Baby boomers — generally considered to be between the ages of 59 and 77 — are the demographic that’s currently dominating home buying, making up 39% of home buyers, while Gen Z only makes up 4%. 

As boomers age and move to more senior-friendly housing, or pass away, their homes will be freed up. But since that process will likely take up to a decade, millennials — who are coming into their prime home-buying years now — will likely miss out on the so-called silver tsunami of homes hitting the market, Mark Fleming, chief economist at First American, told MarketWatch in an interview at the Mortgage Bankers’ Association’s annual conference in Philadelphia, Pa. 

The U.S. housing market today is facing a shortage of homes as homeowners hold out selling their current homes so they can hang onto mortgages with ultra-low rates. A lack of inventory is pushing home prices up, which alongside 30-year mortgage rates inching closer to 8%, is straining buying power.

Aging boomers may be a source of supply — but only in the longer-term.

“That aging out will begin to pick up pace as baby boomers get into their 70s or 80s,” Fleming said. “It will be a big source of supply, maybe not in the next five or 10 years but in the next decade.”

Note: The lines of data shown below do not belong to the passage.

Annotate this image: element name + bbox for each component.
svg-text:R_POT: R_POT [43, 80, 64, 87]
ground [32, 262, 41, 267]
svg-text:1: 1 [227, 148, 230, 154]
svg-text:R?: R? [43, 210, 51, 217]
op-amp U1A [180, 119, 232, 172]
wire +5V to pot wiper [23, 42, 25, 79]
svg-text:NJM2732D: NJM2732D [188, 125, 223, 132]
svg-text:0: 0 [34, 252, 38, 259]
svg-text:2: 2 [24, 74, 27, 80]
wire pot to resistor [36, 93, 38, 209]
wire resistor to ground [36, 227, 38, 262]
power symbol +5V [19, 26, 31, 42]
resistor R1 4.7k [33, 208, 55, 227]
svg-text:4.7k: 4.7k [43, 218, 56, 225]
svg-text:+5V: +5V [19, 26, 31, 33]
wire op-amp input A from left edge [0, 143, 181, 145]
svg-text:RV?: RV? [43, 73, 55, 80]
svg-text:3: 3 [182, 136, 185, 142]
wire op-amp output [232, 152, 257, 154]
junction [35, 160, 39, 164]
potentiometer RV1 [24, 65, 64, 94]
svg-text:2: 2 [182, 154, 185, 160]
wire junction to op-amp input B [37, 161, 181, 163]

“America is growing older, with baby boomer homeowners totaling 32 million as of 2019 and increasingly becoming a larger source of existing homes for sale — 4.4 million units annually — as they transition to other housing options or pass away,” Gary V. Engelhardt, professor of economics in the Maxwell School of Citizenship and Public Affairs at Syracuse University, said in a report.

So “we have a sort of a generational mismatch,” Fleming said. “What would have been more ideal would have been if baby boomers aged out earlier to be a source of supply for their own children.” 

Millennials, generally considered to be those born between 1981 and 1996, are now 27 to 42 years old. The Gen Z generation is considered to be people age 11 to 27. Gen X — people age 43 to 58 — is in the mix too, but because it’s a smaller generation, “it makes much less of a demographic difference in housing,” Fleming noted.

These are the cities where the ‘silver tsunami’ will create housing inventory

The cities most likely to see the biggest effects from homeowners aging out include retirement hubs like Miami, Orlando, Tampa, and Tucson, as well as places where young residents have left such as Cleveland, Dayton, Knoxville, and Pittsburgh, according to data from Zillow from 2019.

For members of Gen Z keeping a watchful eye out for boomers aging out of their Florida homes, Zillow’s senior economist Jeff Tucker had one key piece of advice.

“Rapidly rising insurance and maintenance costs, as well as declining availability of homeowners’ insurance, are adding a one-two punch on top of higher housing costs there,” he explained.

“More flooding and extreme weather events in 15 to 20 years could exacerbate those problems, especially for folks who can’t afford major weatherproofing projects and high insurance costs,” he added.

The silver tsunami comes with some caveats

Tucker also said that he’s not as enthusiastic about older homeowners being a viable source of housing supply because of where their homes are.

“Broadly, yes the silver tsunami is likely to help ease the inventory crunch, but with some big caveats: One is that the locations of homes likely to come to market in the silver tsunami are a bit out of sync with recent migration trends,” Tucker said. 

Many of the homes that boomers will leave are in “markets that have had weak or declining population growth for at least a generation,” such as the Northeast or the Midwest, he added. “That won’t help affordability in many of the major markets where affordability is the tightest.”

Nonetheless, if remote work persists, some affordable real-estate markets in those regions could become more attractive to home buyers, and so “demand and supply may be a closer match than it currently appears,” Tucker said.